Sprint is expecting to decommission at least 6,000 redundant cell sites by the end of 2015. This is being done because the company will no longer be providing WiMAX services after this time. It is not yet clear what will be done with the network after that date.
When Sprint purchased Clearwire last year, WiMAX technology was deployed on approximately 17,000 cell sites and TD-LTE (Time Division Long Term Evolution or 4G) was in the process of being deployed on around 5,000 of these sites. The company has plans to expand this deployment to an additional 5,000 legacy Clearwire sites as part of its Sprint Spark tri-band LTE service.
A filing with the Securities and Exchange Commission (SEC) has noted that Sprint plans to “cease using WiMAX technology by the end of 2015.” This has resulted in the company identifying numerous redundant sites that could expect to be decommissioned and existing leases on them terminated. Sprint has stated that the shutdowns would cost anywhere between $50 million to $100 million.
There is a possibility that the number of cell sites that Sprint plans to decommission could rise. An SEC filing from last year noted that the company had identified approximately 4,300 sites that could face decommission and lease termination when WiMAX technology ceases to be used towards the end of next year.
This is the second network that Sprint plans to shut down in as many years after their iDEN Nextel network was discontinued last year. When the company unveiled Spark, it noted that it had approximately 55,000 macro cell sites. Kelly Schlageter, a spokeswoman for Sprint, told FierceWireless that the company expected to maintain around 55,000 sites as some were decommissioned and others were added to the network. Sprint had already begun laying the groundwork to get their WiMAX customers on to LTE services before they had even acquired Clearwire.
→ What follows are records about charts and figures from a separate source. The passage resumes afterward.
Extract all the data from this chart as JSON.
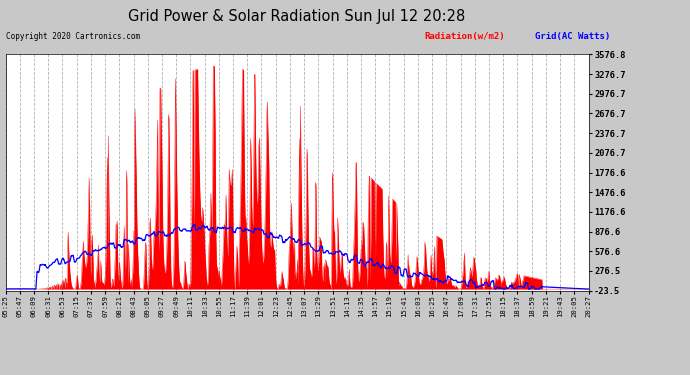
{
  "title": "Grid Power & Solar Radiation Sun Jul 12 20:28",
  "copyright": "Copyright 2020 Cartronics.com",
  "legend_radiation": "Radiation(w/m2)",
  "legend_grid": "Grid(AC Watts)",
  "yticks": [
    3576.8,
    3276.7,
    2976.7,
    2676.7,
    2376.7,
    2076.7,
    1776.6,
    1476.6,
    1176.6,
    876.6,
    576.6,
    276.5,
    -23.5
  ],
  "ymin": -23.5,
  "ymax": 3576.8,
  "bg_color": "#c8c8c8",
  "plot_bg_color": "#ffffff",
  "grid_color": "#aaaaaa",
  "radiation_color": "#ff0000",
  "grid_ac_color": "#0000ff",
  "xtick_labels": [
    "05:25",
    "05:47",
    "06:09",
    "06:31",
    "06:53",
    "07:15",
    "07:37",
    "07:59",
    "08:21",
    "08:43",
    "09:05",
    "09:27",
    "09:49",
    "10:11",
    "10:33",
    "10:55",
    "11:17",
    "11:39",
    "12:01",
    "12:23",
    "12:45",
    "13:07",
    "13:29",
    "13:51",
    "14:13",
    "14:35",
    "14:57",
    "15:19",
    "15:41",
    "16:03",
    "16:25",
    "16:47",
    "17:09",
    "17:31",
    "17:53",
    "18:15",
    "18:37",
    "18:59",
    "19:21",
    "19:43",
    "20:05",
    "20:27"
  ]
}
Existing customers can opt to finish their contracts without WiMAX capability, deactivate their service and not be charged an early termination fee or they can transition over to Sprint’s LTE network. If customers switch to the LTE service, they would receive a free standard Sprint LTE-capable device and they would be able to maintain their existing service plans, “if available.”
Sprint has also stated that other offers may be provided that are separate from the transition option. However, these would be subject to customers signing a new two-year contract.